Techniques such as balloon vascular occlusion, vascular embolization, local resection, leaving part of the placenta under control, staged uterine devascularization, and multidisciplinary interventions involving vascular surgeons and urologists are used.
For a woman with suspected placenta accreta, the choice of the place of birth is a critical decision. But it is important to understand several things: an organ-preserving operation is not possible in all cases, the decision is often made during the operation itself, the main priority is the safety of the woman's life and bleeding control, and in cases of placenta percreta (especially with penetration into the bladder), hysterectomy is still often the safest option.
The best results usually occur when the diagnosis is established during pregnancy—ultrasound and MRI provide us with this opportunity, the birth is planned in advance, and the operation is performed in a center that has experience with placenta accreta operations, a blood bank, intensive care, and a multidisciplinary team.
- What in the current Ukrainian protocol for pregnancy management, in your opinion, needs changes?

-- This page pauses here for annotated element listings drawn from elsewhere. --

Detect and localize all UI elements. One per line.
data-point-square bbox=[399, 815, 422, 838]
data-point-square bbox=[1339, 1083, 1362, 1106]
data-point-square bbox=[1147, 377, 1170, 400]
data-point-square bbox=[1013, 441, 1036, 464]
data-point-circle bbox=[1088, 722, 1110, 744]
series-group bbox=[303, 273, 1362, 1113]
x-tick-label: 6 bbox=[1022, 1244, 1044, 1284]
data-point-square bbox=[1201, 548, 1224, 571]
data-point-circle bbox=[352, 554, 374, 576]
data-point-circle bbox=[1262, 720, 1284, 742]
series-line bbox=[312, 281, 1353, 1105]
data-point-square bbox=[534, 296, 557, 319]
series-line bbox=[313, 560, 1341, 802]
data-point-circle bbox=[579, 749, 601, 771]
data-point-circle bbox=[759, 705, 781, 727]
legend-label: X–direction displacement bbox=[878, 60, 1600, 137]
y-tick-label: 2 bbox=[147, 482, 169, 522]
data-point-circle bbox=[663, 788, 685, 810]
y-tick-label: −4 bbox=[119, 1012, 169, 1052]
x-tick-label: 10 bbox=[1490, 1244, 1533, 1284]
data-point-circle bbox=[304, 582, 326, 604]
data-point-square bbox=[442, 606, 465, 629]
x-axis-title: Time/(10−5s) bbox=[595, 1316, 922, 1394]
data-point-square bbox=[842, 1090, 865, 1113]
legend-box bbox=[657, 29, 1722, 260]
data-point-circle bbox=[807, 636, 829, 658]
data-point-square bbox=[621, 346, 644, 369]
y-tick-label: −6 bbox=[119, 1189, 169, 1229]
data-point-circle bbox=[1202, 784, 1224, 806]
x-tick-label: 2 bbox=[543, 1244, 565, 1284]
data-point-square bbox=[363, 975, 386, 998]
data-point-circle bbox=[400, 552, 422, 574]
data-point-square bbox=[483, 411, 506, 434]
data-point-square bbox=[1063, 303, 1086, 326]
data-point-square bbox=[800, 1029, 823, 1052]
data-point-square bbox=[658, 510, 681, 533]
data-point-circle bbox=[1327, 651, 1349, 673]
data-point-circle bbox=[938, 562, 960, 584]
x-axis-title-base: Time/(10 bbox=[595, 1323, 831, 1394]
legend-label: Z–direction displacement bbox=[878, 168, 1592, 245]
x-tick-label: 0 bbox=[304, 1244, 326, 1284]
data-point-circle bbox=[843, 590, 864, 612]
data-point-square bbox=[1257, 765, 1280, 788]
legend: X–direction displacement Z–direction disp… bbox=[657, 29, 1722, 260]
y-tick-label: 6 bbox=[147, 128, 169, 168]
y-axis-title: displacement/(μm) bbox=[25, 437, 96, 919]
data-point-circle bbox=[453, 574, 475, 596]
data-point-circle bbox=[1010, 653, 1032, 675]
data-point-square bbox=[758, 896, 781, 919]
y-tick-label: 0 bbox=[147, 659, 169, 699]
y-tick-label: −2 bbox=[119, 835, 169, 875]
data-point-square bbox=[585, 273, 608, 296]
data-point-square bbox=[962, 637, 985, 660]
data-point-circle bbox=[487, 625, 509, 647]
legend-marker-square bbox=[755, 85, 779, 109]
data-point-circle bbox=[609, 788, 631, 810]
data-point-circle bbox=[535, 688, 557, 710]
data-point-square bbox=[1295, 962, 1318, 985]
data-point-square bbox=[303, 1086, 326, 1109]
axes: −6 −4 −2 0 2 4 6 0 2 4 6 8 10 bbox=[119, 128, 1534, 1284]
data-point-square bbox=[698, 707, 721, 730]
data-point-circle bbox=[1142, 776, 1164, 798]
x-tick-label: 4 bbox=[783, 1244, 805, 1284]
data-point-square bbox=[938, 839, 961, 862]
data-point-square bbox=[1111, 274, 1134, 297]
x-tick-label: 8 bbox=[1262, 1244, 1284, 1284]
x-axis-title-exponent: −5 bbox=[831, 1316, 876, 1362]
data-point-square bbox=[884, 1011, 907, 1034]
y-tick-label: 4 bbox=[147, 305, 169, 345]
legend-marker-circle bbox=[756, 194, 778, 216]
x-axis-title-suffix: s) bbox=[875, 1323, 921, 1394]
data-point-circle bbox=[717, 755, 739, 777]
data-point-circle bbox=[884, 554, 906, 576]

Speaking professionally and from the standpoint of evidence-based medicine, Ukrainian standards for pregnancy management have become significantly more modern in recent years—especially after the implementation of the Ministry of Health's 2022 "Normal Pregnancy" standard, which is based on WHO and NICE recommendations.
But there are points that, in my opinion, require attention.
First, a more systematic approach to psychological screening—especially now, in the conditions of war. Depression and anxiety during pregnancy are risk factors for the health of the mother and child.
Second, the unification of access to quality care—the difference between pregnancy management in a large city and in a regional center is still very noticeable. Fewer "unnecessary" prescriptions and treatment "just in case." Currently, there is a trend toward prescribing excessive tests and "treating test results" rather than the patient.
Third, better routing of high-risk pregnancies. For example, the issue of prevention and early detection of pathological placental attachment in women with uterine scars, and the problems of monochorionic twins, should be given more attention at the level of women's consultations, and pregnant women should be timely referred to specialized centers. This can literally save lives.
At the same time, I want to say that Ukrainian obstetrics is actively developing, meets world standards, and finds psychological, physical, and financial resources to provide high-quality care to pregnant women and new mothers. And for this, I have immense respect and gratitude for my colleagues.